This script contains all the necessary functions to create a tidy data set. It performs the following actions:
- Merges the training and the test sets to create one data set.
- Extracts only the measurements on the mean and standard deviation for each measurement
- Uses descriptive activity names to name the activities in the data set
- Appropriately labels the data set with descriptive variable names.
- From the data set in step 4, creates a second, independent tidy data set with the average of each variable for each activity and each subject.
The dplyr package must be installed for this script to work.
A separate function is written to perform each of these actions. Data that is used for subsequent fuctions is written to the global environment so it can be properly accessed.
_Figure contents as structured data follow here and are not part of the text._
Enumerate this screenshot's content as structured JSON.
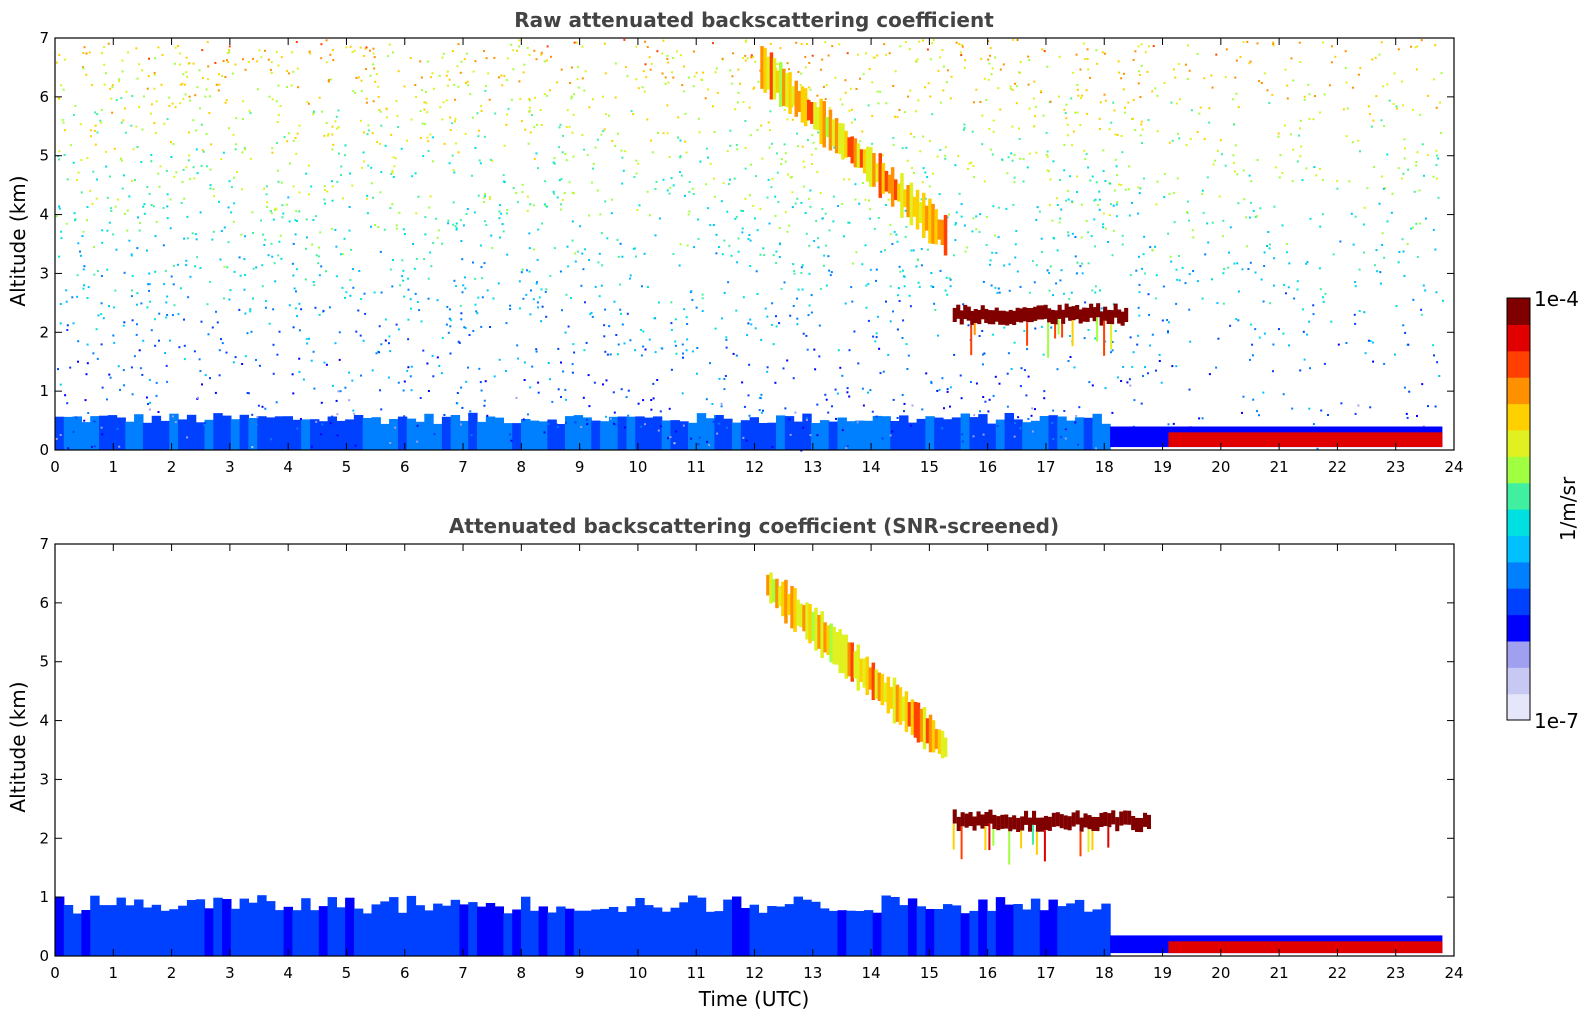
{
  "chart_data": [
    {
      "type": "heatmap",
      "title": "Raw attenuated backscattering coefficient",
      "xlabel": "",
      "ylabel": "Altitude (km)",
      "xlim": [
        0,
        24
      ],
      "ylim": [
        0,
        7
      ],
      "xticks": [
        "0",
        "1",
        "2",
        "3",
        "4",
        "5",
        "6",
        "7",
        "8",
        "9",
        "10",
        "11",
        "12",
        "13",
        "14",
        "15",
        "16",
        "17",
        "18",
        "19",
        "20",
        "21",
        "22",
        "23",
        "24"
      ],
      "yticks": [
        "0",
        "1",
        "2",
        "3",
        "4",
        "5",
        "6",
        "7"
      ],
      "features": [
        {
          "kind": "boundary_layer",
          "t": [
            0,
            18.1
          ],
          "z_top": 0.55,
          "level": 0.3
        },
        {
          "kind": "noise",
          "t": [
            0,
            18.5
          ],
          "z": [
            0,
            7
          ],
          "level": 0.45
        },
        {
          "kind": "noise_sparse",
          "t": [
            18.5,
            23.8
          ],
          "z": [
            0,
            7
          ],
          "level": 0.45
        },
        {
          "kind": "virga",
          "t": [
            12.1,
            15.3
          ],
          "z_start": 6.5,
          "z_end": 3.6,
          "level": 0.7
        },
        {
          "kind": "cloud_layer",
          "t": [
            15.4,
            18.4
          ],
          "z": 2.3,
          "level": 1.0
        },
        {
          "kind": "fog_layer",
          "t": [
            18.1,
            23.8
          ],
          "z": [
            0.05,
            0.4
          ],
          "level": 0.95
        }
      ]
    },
    {
      "type": "heatmap",
      "title": "Attenuated backscattering coefficient (SNR-screened)",
      "xlabel": "Time (UTC)",
      "ylabel": "Altitude (km)",
      "xlim": [
        0,
        24
      ],
      "ylim": [
        0,
        7
      ],
      "xticks": [
        "0",
        "1",
        "2",
        "3",
        "4",
        "5",
        "6",
        "7",
        "8",
        "9",
        "10",
        "11",
        "12",
        "13",
        "14",
        "15",
        "16",
        "17",
        "18",
        "19",
        "20",
        "21",
        "22",
        "23",
        "24"
      ],
      "yticks": [
        "0",
        "1",
        "2",
        "3",
        "4",
        "5",
        "6",
        "7"
      ],
      "features": [
        {
          "kind": "boundary_layer",
          "t": [
            0,
            18.1
          ],
          "z_top": 0.9,
          "level": 0.25
        },
        {
          "kind": "virga",
          "t": [
            12.2,
            15.3
          ],
          "z_start": 6.3,
          "z_end": 3.5,
          "level": 0.7
        },
        {
          "kind": "cloud_layer",
          "t": [
            15.4,
            18.8
          ],
          "z": 2.3,
          "level": 1.0
        },
        {
          "kind": "fog_layer",
          "t": [
            18.1,
            23.8
          ],
          "z": [
            0.05,
            0.35
          ],
          "level": 0.95
        }
      ]
    }
  ],
  "colorbar": {
    "label": "1/m/sr",
    "max_label": "1e-4",
    "min_label": "1e-7",
    "colors": [
      "#e6e6fa",
      "#c8c8f5",
      "#a0a0f0",
      "#0000ff",
      "#0040ff",
      "#0080ff",
      "#00c0ff",
      "#00e0e0",
      "#40f0a0",
      "#a0ff40",
      "#e0f020",
      "#ffd000",
      "#ff9000",
      "#ff4000",
      "#e00000",
      "#800000"
    ]
  }
}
The script assumes that you always want to perform all of these actions and thus a master function has been written which executes everything.
We also assume that you're working directory is the directory containing run_analysis.R and that the data inputs follow the folder structure outlined in Data Inputs.
To execute this script after loading, use the command run_analysis()
Assumes you're running from the UCI HAR Dataset folder. For further information on what's in these files see CodeBook.md
- ./test/y_test.txt
- ./test/X_test.txt
- ./test/subject_test.txt
- ./train/y_train.txt
- ./train/X_train.txt
- ./train/subject_train.txt
- features.txt
- activity_labels.txt
Writes to working directory, a tab-separated .txt file
- my_tidy_data_summary.txt
- Function - create_data_file
Combine the 3 test files into one data set such that we create a set of the following layout, named test_data
| subject id | activity | measurement 1 | measurement 2 | ... |
In other words * column 1: subject_test.txt * column 2: y_test.txt * columns 3-563: X_test.txt
Then do the same thing with training data set.
Now, we have two data sets test_data and training_data. We now rbind those two sets together to form a master data set of har_data with 10,299 observations.
- Function - subset_mean_and_stdev
First off, I'm assuming we're extracting measurements of mean and standard deviation for each of the 10,299 observations. So we'll still have 10,299 rows, but a smaller number of columns. Based on course discussion posting, this appears to the be the correct assumption.
Now, which columns are actually relevant.
Standard Deviation is pretty straight-forward, we want any measurements that have names which contain "std()".
Mean is a little more complicated as we have measurements that contain mean(), meanFreq(), and all of our angle measurements in some way in "mean" in the name. Because this is a judgment call we're going to include only those that have mean() (i.e. only the first type described). Why only those? Parallelism - std() and mean()
- Function - name_variables
We're skipping Goal 3 for now because the data set will be a lot easier to work with if we give it useful variable names now.
From our data set created in Goal 2 we have 68 variables
- variable 1 is the subject_id
- variable 2 is the activity
- variable 3-68 correspond to the mean and standard deviation measurements that we subsetted above.
We'll use the names from features.txt, which we already stored in mean_and_stdev_ids for the rest of the variables, even though I don't like the names, but that's the best we have.
Note: In the future, it would probably be a good idea to eliminate "()" from the variable names, as we probably won't be able to use syntax like "my_data$tBodyAcc-mean()-Y" without R thinking that's a function call.
- Function - rename_activities
We'll use the result from Goal 4 change the values in column 2 so that we map the integers as follows:
- 1 WALKING
- 2 WALKING_UPSTAIRS
- 3 WALKING_DOWNSTAIRS
- 4 SITTING
- 5 STANDING
- 6 LAYING
We can use merge for this
Goal 5. From the data set in step 4, creates a second, independent tidy data set with the average of each variable for each activity and each subject.
- Function - mean_by_activity_and_subject
This will be like a pivot table with Subject and Activity as rows and average for each measurement. We can use the dplyr group_by and summarise_each functions.